4 categories of behavior which may require attention by the BIT:

  1. Self-injurious behavior/suicidal ideation or attempt.
  2. Erratic behavior (including online activities) that can disrupt the mission and/or normal proceedings of college students, faculty, staff, or others.
  3. Behavior that is not understood but is concerning or disturbing to others.
  4. Alcohol and drug use/abuse or mental health crises.

Examples of behaviors that should be brought to the attention of the team (note this list is not all-inclusive):

  • A student submits an English assignment about committing suicide.
  • Two students make a class video about placing bombs on campus.
  • Someone receives an email stating, "I'm going to kill everyone in the Math Dept."
  • A student's web page has links to web pages with information about poisoning others with cyanide.
  • A student corresponds with a faculty member using language that indicates disordered thinking.
  • A student communicates suicidal/homicidal intent to another.
  • A student displays other odd or threatening behaviors.

You are BIT's best resource because you may be familiar to the student. If you are comfortable doing so, tell the student that you are concerned and ask if he/she is ok. In many cases, students will indicate that he/she could use some help and you can refer them to the JCC's Counseling Center Cattaraugus County Campus 716.376.7508, Jamestown Campus 716.338.1007, North County Extension Center at 716.338.6527 or 6528.

See answer
What do I do if I know a student who may need to be referred to the BIT process?

A referral may be initiated by contacting any member of the BIT. Complete a BIT referral form. Please identify the student, the presenting issues and any available documentation. The BIT may request the complainant attend a meeting or consult via phone.

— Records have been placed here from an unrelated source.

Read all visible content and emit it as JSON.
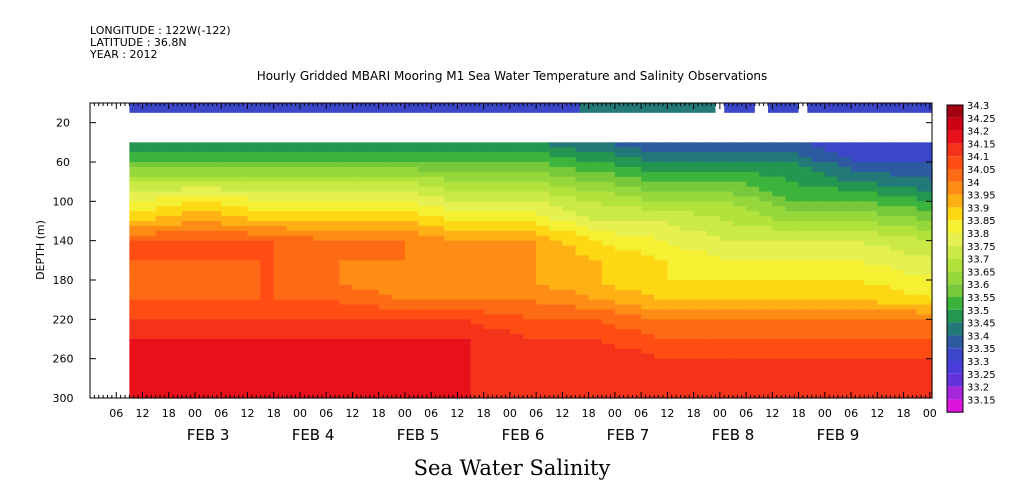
{
  "header": {
    "longitude": "LONGITUDE : 122W(-122)",
    "latitude": "LATITUDE : 36.8N",
    "year": "YEAR : 2012"
  },
  "chart_data": {
    "type": "heatmap",
    "title": "Hourly Gridded MBARI Mooring M1 Sea Water Temperature and Salinity Observations",
    "xlabel": "Sea Water Salinity",
    "ylabel": "DEPTH (m)",
    "ylim": [
      300,
      0
    ],
    "yticks": [
      20,
      60,
      100,
      140,
      180,
      220,
      260,
      300
    ],
    "xlim": [
      "2012-02-02T00:00",
      "2012-02-10T00:30"
    ],
    "x_hour_ticks": [
      "06",
      "12",
      "18",
      "00",
      "06",
      "12",
      "18",
      "00",
      "06",
      "12",
      "18",
      "00",
      "06",
      "12",
      "18",
      "00",
      "06",
      "12",
      "18",
      "00",
      "06",
      "12",
      "18",
      "00",
      "06",
      "12",
      "18",
      "00",
      "06",
      "12",
      "18",
      "00"
    ],
    "day_labels": [
      "FEB 3",
      "FEB 4",
      "FEB 5",
      "FEB 6",
      "FEB 7",
      "FEB 8",
      "FEB 9"
    ],
    "colorbar": {
      "levels": [
        34.3,
        34.25,
        34.2,
        34.15,
        34.1,
        34.05,
        34,
        33.95,
        33.9,
        33.85,
        33.8,
        33.75,
        33.7,
        33.65,
        33.6,
        33.55,
        33.5,
        33.45,
        33.4,
        33.35,
        33.3,
        33.25,
        33.2,
        33.15
      ],
      "colors": [
        "#a30012",
        "#cc0012",
        "#e8101a",
        "#f5321a",
        "#ff4d14",
        "#ff6a14",
        "#ff8c14",
        "#ffb014",
        "#ffd814",
        "#f5f032",
        "#e6f050",
        "#ccea46",
        "#b2e23c",
        "#96d83c",
        "#78c83c",
        "#3cb43c",
        "#239650",
        "#237878",
        "#2d5aa0",
        "#3c46c8",
        "#4b3cdc",
        "#6432dc",
        "#a528dc",
        "#dc14dc"
      ]
    },
    "surface_salinity": 33.35,
    "surface_band_segments": [
      [
        "2012-02-02T09:00",
        "2012-02-06T16:00",
        33.35
      ],
      [
        "2012-02-06T16:00",
        "2012-02-07T23:00",
        33.45
      ],
      [
        "2012-02-08T01:00",
        "2012-02-08T08:00",
        33.35
      ],
      [
        "2012-02-08T11:00",
        "2012-02-08T18:00",
        33.35
      ],
      [
        "2012-02-08T20:00",
        "2012-02-10T00:30",
        33.35
      ]
    ],
    "profile_depths": [
      40,
      60,
      80,
      100,
      120,
      140,
      160,
      180,
      200,
      220,
      240,
      260,
      280,
      300
    ],
    "profiles": [
      {
        "time": "2012-02-02T09:00",
        "salinity": [
          33.5,
          33.6,
          33.75,
          33.85,
          33.95,
          34.1,
          34.1,
          34.05,
          34.1,
          34.15,
          34.2,
          34.25,
          34.2,
          34.2
        ]
      },
      {
        "time": "2012-02-03T00:00",
        "salinity": [
          33.5,
          33.6,
          33.75,
          33.9,
          34.0,
          34.1,
          34.1,
          34.05,
          34.1,
          34.15,
          34.2,
          34.25,
          34.2,
          34.2
        ]
      },
      {
        "time": "2012-02-03T15:00",
        "salinity": [
          33.5,
          33.6,
          33.75,
          33.85,
          33.95,
          34.1,
          34.1,
          34.1,
          34.1,
          34.15,
          34.2,
          34.25,
          34.2,
          34.2
        ]
      },
      {
        "time": "2012-02-04T06:00",
        "salinity": [
          33.5,
          33.6,
          33.75,
          33.85,
          33.95,
          34.05,
          34.05,
          34.05,
          34.1,
          34.15,
          34.2,
          34.25,
          34.2,
          34.2
        ]
      },
      {
        "time": "2012-02-04T21:00",
        "salinity": [
          33.5,
          33.6,
          33.75,
          33.85,
          33.95,
          34.05,
          34.05,
          34.0,
          34.05,
          34.15,
          34.2,
          34.2,
          34.2,
          34.2
        ]
      },
      {
        "time": "2012-02-05T12:00",
        "salinity": [
          33.5,
          33.6,
          33.7,
          33.8,
          33.9,
          34.0,
          34.05,
          34.0,
          34.05,
          34.15,
          34.2,
          34.2,
          34.2,
          34.2
        ]
      },
      {
        "time": "2012-02-06T03:00",
        "salinity": [
          33.5,
          33.6,
          33.7,
          33.8,
          33.9,
          34.0,
          34.0,
          34.0,
          34.05,
          34.1,
          34.15,
          34.2,
          34.15,
          34.15
        ]
      },
      {
        "time": "2012-02-06T18:00",
        "salinity": [
          33.45,
          33.55,
          33.65,
          33.75,
          33.8,
          33.9,
          33.95,
          33.95,
          34.0,
          34.1,
          34.15,
          34.2,
          34.15,
          34.15
        ]
      },
      {
        "time": "2012-02-07T09:00",
        "salinity": [
          33.4,
          33.5,
          33.6,
          33.7,
          33.8,
          33.85,
          33.9,
          33.9,
          33.95,
          34.05,
          34.1,
          34.15,
          34.15,
          34.15
        ]
      },
      {
        "time": "2012-02-08T00:00",
        "salinity": [
          33.4,
          33.5,
          33.6,
          33.7,
          33.75,
          33.8,
          33.85,
          33.9,
          33.95,
          34.05,
          34.1,
          34.15,
          34.15,
          34.15
        ]
      },
      {
        "time": "2012-02-08T15:00",
        "salinity": [
          33.4,
          33.5,
          33.55,
          33.6,
          33.7,
          33.8,
          33.85,
          33.9,
          33.95,
          34.05,
          34.1,
          34.15,
          34.15,
          34.15
        ]
      },
      {
        "time": "2012-02-09T06:00",
        "salinity": [
          33.35,
          33.4,
          33.5,
          33.6,
          33.7,
          33.8,
          33.85,
          33.9,
          33.95,
          34.05,
          34.1,
          34.15,
          34.15,
          34.15
        ]
      },
      {
        "time": "2012-02-10T00:30",
        "salinity": [
          33.35,
          33.4,
          33.45,
          33.55,
          33.65,
          33.75,
          33.8,
          33.85,
          33.9,
          34.05,
          34.1,
          34.15,
          34.15,
          34.15
        ]
      }
    ],
    "grid": false
  }
}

If you feel there is an immediate threat, call 911.

You will be asked for basic information about the student, how to contact you (in case the BIT Committee has follow-up questions) and for a description of the incident or behaviors that prompted the referral.

See answer
What happens after I make the referral?

BIT team members evaluate the information and make a decision about whether the student should be assessed/interviewed. Reporting is the most critical step.

See answer
What happens to the student in the BIT process?

BIT provides students with confidential, respectful, proactive support, while offering resources and balancing the educational needs of students with the mission of JCC.

See answer
How do I know if a concerning behavior is a BIT issue, or is more appropriately handled by other campus resources?

You do not have to make this determination. The most critical step is that you report the concerning behavior by submitting a BIT referral form to a BIT member.